Con ciò la pretesa atteneva anche a tutto il periodo successivo al novembre 2006. A fronte della sentenza di primo grado, che aveva parzialmente accolto la domanda, perché aveva deciso per la legittimità del prelievo a partire dal primo gennaio 2007, il professionista aveva spiegato appello incidentale, che la Corte adita ha accolto, condannando la Cassa alla restituzione delle somme trattenute a titolo di contributo di solidarietà a partire dal gennaio 2007;
Se tale è la vicenda processuale, non si ravvisa alcuna ultra petizione, perché la pretesa fatta valere con il ricorso introduttivo atteneva al prelievo senza determinazione di tempo, concerneva cioè la restituzione delle somme già trattenute e la illegittimità delle trattenute a venire.

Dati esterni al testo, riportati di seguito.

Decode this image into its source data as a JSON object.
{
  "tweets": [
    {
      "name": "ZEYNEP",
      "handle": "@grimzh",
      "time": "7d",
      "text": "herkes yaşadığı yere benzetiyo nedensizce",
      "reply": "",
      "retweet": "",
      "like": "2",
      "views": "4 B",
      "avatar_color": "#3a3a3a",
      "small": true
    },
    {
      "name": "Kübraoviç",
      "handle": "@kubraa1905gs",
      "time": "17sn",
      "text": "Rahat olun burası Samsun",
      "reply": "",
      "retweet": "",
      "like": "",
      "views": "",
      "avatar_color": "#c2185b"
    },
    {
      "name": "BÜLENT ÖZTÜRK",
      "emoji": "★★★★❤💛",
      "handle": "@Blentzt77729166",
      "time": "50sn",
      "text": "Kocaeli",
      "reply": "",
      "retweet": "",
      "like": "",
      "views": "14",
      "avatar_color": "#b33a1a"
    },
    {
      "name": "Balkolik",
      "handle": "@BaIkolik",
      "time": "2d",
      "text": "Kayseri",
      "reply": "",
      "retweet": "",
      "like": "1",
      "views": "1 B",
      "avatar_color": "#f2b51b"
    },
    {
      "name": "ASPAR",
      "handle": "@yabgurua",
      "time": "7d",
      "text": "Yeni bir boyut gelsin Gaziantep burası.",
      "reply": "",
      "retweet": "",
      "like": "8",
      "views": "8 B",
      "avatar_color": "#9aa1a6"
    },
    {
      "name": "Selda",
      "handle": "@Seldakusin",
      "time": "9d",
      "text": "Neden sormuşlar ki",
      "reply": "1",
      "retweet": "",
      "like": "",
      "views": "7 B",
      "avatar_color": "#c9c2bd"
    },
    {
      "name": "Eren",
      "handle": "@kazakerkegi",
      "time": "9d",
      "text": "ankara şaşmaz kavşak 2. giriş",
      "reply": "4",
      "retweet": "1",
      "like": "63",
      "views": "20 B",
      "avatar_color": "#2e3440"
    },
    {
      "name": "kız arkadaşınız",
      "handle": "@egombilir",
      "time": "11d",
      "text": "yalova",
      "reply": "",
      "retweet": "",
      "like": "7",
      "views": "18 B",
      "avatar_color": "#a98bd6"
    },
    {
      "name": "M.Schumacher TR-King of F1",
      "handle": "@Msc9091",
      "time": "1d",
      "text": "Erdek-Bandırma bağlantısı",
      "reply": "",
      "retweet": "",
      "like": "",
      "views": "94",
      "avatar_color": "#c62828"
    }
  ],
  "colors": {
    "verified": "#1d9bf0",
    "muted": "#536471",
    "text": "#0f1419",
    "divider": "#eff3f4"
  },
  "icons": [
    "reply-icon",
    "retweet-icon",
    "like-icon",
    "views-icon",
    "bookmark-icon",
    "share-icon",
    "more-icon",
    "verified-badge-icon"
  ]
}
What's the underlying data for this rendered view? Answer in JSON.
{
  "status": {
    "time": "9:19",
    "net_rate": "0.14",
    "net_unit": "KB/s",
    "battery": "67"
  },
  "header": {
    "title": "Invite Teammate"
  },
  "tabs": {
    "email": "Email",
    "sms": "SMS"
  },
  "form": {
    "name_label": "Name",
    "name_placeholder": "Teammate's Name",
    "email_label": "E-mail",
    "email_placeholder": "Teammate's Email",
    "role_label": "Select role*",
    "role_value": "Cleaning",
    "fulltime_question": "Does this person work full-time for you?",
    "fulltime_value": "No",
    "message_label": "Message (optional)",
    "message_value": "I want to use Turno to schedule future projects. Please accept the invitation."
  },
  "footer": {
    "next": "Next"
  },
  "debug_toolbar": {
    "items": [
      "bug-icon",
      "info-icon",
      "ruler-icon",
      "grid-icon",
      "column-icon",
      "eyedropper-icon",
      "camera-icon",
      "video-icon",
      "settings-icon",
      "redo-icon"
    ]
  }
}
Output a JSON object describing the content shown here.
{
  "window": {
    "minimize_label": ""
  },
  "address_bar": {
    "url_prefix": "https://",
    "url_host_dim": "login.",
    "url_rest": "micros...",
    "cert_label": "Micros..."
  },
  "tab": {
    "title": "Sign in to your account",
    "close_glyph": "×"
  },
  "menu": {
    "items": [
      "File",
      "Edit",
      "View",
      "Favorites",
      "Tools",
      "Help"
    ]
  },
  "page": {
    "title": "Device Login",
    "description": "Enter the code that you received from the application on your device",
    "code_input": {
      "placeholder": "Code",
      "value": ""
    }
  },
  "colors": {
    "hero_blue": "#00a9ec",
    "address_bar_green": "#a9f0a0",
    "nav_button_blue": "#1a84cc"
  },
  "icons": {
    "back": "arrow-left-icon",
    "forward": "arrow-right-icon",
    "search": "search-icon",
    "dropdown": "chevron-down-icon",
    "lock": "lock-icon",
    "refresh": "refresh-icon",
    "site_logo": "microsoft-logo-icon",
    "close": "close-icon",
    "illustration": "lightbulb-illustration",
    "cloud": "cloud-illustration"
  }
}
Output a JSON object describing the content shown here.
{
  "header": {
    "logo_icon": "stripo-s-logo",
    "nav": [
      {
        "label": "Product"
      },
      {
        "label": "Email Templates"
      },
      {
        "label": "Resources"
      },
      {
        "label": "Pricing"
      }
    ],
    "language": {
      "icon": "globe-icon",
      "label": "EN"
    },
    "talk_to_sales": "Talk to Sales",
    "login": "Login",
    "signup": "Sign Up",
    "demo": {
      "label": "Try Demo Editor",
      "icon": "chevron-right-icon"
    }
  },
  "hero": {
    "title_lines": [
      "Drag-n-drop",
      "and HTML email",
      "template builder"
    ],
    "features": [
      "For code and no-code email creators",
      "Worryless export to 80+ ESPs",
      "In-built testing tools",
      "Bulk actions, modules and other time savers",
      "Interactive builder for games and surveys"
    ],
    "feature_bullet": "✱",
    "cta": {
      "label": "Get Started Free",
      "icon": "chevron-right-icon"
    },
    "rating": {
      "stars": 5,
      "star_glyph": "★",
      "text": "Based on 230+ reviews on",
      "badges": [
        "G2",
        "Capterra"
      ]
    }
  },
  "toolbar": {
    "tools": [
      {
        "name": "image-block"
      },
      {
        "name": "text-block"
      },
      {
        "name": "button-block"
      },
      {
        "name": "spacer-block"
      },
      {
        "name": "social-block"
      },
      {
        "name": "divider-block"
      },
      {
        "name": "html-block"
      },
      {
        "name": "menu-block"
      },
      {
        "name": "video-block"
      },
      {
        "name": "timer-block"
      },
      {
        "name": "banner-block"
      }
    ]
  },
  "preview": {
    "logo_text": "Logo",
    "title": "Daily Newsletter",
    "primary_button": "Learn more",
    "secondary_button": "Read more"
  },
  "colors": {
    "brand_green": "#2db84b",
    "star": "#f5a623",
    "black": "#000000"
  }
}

Nel merito, questa Corte ha già deciso la questione con la sentenza n. 25212 del 30/11/2009, con cui si è affermato “In materia di trattamento previdenziale, gli enti previdenziali privatizzati (nella specie, la Cassa Nazionale di Previdenza e Assistenza dei Dottori Commercialisti) non possono adottare – in funzione dell’obbiettivo di assicurare l’equilibrio di bilancio e la stabilità della gestione – atti o provvedimenti che, lungi dall’incidere sui criteri di determinazione del trattamento pensionistico, impongano una trattenuta (nella specie, un contributo di solidarietà) su un trattamento che sia già determinato in base ai criteri ad esso applicabili, dovendosi ritenere tali atti incompatibili con il rispetto del principio del “pro rata” – che è stabilito in relazione “alle anzianità già maturate”, le quali concorrono a determinare il trattamento medesimo – e lesivi dell’affidamento dell’assicurato a conseguire una pensione di consistenza proporzionale alla quantità dei contributi versati”. Nello stesso senso sì sono pronunziate le altre sentenza n. 25029 e 25030 del 2009. Né la trattenuta può considerarsi legittima a seguito della entrata in vigore della L. n. 296 del 2006, art. 1, comma 763, perché detta norma incide sul sistema del pro rata, che quindi è estraneo alla tematica del contributo di solidarietà che interessa la presente causa.
Nessuna influenza può avere poi la invocata delibera della Cassa del 28.10.2008, perché di essa non si è trattato in sede di merito, giacché la tesi ivi sostenuta dalla Cassa era solo che la L. n. 296 del 2006, art. 1, comma 763 aveva reso legittima l’applicazione del contributo di solidarietà. Il ricorso va quindi rigettato. Le spese seguono la soccombenza.
P.Q.M.
La Corte rigetta il ricorso e condanna il ricorrente al pagamento delle spese liquidate in Euro quaranta per esborsi e duemilacinquecento per compensi professionali, con accessori di legge.